To make, first get near a window, or set up a fan, or something; the fumes from the black radish are intense and painful. Get out a box grater and grate a few radishes finely. Do the same with an onion. Take a break to scrub your eyes because they will be hurting, like, really bad at this point, despite your fan and your window. Wrap up in a couple layers of paper towel and squeeze some of the water out, then add salt and pepper and some sort of fat. The traditional fat would be schmaltz, which is highly seasoned rendered chicken fat, but if you don’t have schmaltz around — and unless you’re my great-uncle Aaron there’s a pretty fair chance you don’t have schmaltz around — you can just use olive oil.
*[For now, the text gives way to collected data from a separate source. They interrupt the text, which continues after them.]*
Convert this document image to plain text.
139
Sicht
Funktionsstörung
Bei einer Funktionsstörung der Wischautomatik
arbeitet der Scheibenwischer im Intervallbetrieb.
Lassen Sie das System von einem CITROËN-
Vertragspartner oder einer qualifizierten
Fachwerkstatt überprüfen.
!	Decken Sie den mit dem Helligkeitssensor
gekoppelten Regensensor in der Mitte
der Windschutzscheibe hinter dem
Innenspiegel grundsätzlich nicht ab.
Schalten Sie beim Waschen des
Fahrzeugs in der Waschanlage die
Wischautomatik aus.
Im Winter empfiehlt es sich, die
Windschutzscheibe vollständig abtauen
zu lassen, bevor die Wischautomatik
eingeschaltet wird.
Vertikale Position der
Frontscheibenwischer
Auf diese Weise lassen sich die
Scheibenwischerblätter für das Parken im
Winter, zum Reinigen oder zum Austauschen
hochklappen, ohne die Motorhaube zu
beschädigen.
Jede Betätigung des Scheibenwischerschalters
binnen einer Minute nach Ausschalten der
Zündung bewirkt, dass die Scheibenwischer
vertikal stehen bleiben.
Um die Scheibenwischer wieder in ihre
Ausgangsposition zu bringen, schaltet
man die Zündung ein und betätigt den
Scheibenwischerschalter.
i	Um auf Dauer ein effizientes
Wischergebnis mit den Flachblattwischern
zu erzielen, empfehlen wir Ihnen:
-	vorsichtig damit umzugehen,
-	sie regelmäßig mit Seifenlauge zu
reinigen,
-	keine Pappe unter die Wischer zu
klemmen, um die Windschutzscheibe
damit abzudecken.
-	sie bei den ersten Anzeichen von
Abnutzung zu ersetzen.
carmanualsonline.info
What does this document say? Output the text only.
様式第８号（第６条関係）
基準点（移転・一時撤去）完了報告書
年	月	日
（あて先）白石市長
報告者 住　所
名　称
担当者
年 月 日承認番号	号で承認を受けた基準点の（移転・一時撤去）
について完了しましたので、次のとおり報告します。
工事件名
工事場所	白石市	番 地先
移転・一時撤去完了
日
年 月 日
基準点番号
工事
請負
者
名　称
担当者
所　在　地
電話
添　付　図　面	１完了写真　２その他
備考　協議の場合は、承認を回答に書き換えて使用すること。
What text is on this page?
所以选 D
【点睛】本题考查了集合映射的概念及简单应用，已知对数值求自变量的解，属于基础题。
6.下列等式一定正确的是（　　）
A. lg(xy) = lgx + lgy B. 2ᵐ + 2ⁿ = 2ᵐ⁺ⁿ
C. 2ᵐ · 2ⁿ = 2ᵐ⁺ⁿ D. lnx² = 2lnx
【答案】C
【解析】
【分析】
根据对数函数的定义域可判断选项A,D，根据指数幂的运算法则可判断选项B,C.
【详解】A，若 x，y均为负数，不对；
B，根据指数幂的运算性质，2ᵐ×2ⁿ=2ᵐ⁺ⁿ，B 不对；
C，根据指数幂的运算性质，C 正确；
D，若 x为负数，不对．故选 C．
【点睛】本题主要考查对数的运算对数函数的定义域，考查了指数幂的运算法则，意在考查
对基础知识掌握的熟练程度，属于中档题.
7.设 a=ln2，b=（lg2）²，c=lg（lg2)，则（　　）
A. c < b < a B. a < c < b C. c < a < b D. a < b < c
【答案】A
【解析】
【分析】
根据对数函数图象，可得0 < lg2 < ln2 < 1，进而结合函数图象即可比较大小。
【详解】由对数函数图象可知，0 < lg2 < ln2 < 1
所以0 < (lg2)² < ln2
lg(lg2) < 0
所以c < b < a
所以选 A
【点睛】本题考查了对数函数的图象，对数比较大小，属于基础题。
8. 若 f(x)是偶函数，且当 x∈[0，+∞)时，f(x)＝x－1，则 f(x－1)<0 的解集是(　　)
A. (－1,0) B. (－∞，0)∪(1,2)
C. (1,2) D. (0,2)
Mix until the consistency is somewhere between tuna salad and hummus.
Black non-horse-radish, as I have decided to call this, is WEIRDLY AMAZING. It’s spicy and aggressive, contributing the same zing that horseradish or wasabi does, but it’s smoother and sweeter; I actually think it might be better. It goes with anything that’s rich: mix it into hummus, serve it with fatty meats like brisket, spoon it on top of a burger. Mix it with sour cream or creme fraiche or Greek yogurt to make a black non-horse-radish cream, and drizzle over roasted potatoes or serve in a little dipping cup for crudites. Dip a raw radish into your radish cream! Double your radish! Mix the black non-horse-radish cream with dill and dollop it on top of salmon. Mix some into a deviled egg recipe. The possibilities are limitless!
The black radish is a tough introduction to the winter radish family; it is a total dick. But its winter radish cousins, the various types of daikon, are not like this: they are mild and even sweet, gentle and beautifully colored. They are excellent raw, in salads or with cold noodles, and take better to pickling than almost any other vegetable. Do not abandon the farmers market just yet, is what I’m saying; there are still some gems to be had. And also black radishes.